Early in the play we are told, "The world passes by, but the theatre goes on forever." So, apparently, do theatrical stereotypes, and in its dealings with Genesius' fellow thespians and those involved with their work, The Comedian presents a number of amusingly familiar characters for the Genesius Guild ensemble to have fun with.

As the jealous, comically melodramatic Poppaea, Candice Gregg is radiantly vain. (During a rehearsal scene in Act II, Gregg's Poppaea gets into character by first acknowledging her anticipated, imaginary entrance applause.) Gregg delivers a sharp, funny caricature here; the actress was a one-scene show-stealer in last summer's Another Part of the Forest at the Richmond Hill Barn Theatre, and I was delighted, in The Comedian, to see her in a more substantial role.

Michael Carron, Dee Canfield, and Anthony Johnson appear to be having a ball playing a trio of sarcastic thespians - Johnson's fizzy flamboyance, at times, suggests an early-Roman Mario Cantone - and Jewel McGhee is quietly touching as the debuting actress Albina; you feel protective of her, especially when Michael Miller's grabby Belisarius refuses to keep his mitts to himself.

Bryan Woods' Polydorus is every self-obsessed artiste you never wanted to meet; the playwright's shock at how his works are regarded as subversive - "Subversive?!?" - provides the night's most surprising laugh.
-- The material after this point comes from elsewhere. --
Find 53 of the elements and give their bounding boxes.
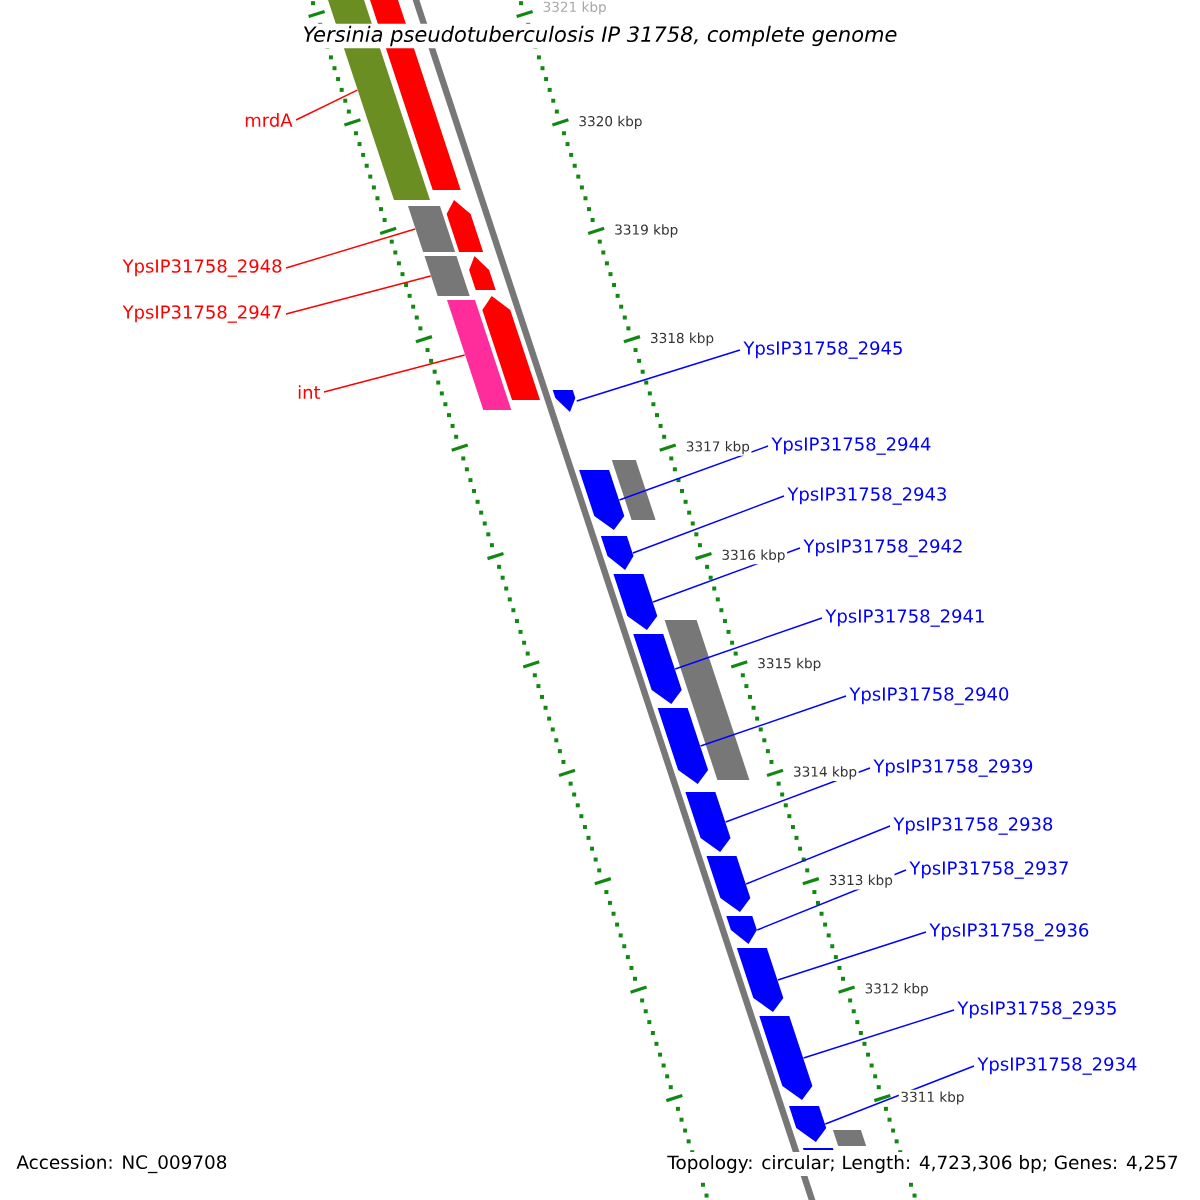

Grace Pheiffer attacks her minor role of the diva wannabe Valeria with gusto. And best of all, Mike King is on hand to fully humanize Diocletian. King, with his joyful performance energy and sterling interpretive skills, creates a flesh-and-blood character among the show's numerous "types," and his gentle heartbreak gives The Comedian's climax some emotional resonance.

It's too bad the show doesn't have more emotional resonance. Yet while he never reads as less than sincere, Loula doesn't bring to Genesius the passion the role requires. The actor is good when wrestling with Genesius' crises of conscience; his confusion reads as completely genuine, and he's especially fine opposite Jonathan Gregoire, who gives a delicate, moving performance as Genesius' brother, Felix - I had hoped for more than the one scene between them.

However, we don't quite feel the character's anguish, or his anger, or even that he's the greatest actor of his era. Loula's Genesius, inwardly conflicted but externally inscrutable, doesn't seem much different at The Comedian's end as he was in the beginning, and the lack of a fiery, pained Genesius deprives the show of its dramatic momentum. (I'd like to see what Mike King would do with the role, but then again, I'm hard-pressed to think of a role I wouldn't like to see King play.)

I wish I had been more caught up in the show's moral quandaries, but I certainly enjoyed The Comedian's lightheartedness, and found it almost comforting to consider how, in Gheon's vision, some theatrical stereotypes have endured for centuries.

In fact, my biggest complaint about Saturday night's performance had nothing to do with what I saw on stage, but what I endured off-stage; my friend and I were seated in front of two youths who nattered on - loudly - throughout the first act, and behind two restless children who couldn't find a seat to their liking. (By comparison, the dog sitting nearby was a model of decorum.) At one point in The Comedian, Dee Canfield's actress discusses her legendary performance as Medea, and laments that the only blight in her performance was "the audience being noisy and indifferent." Seems that some audience stereotypes have endured for centuries, too.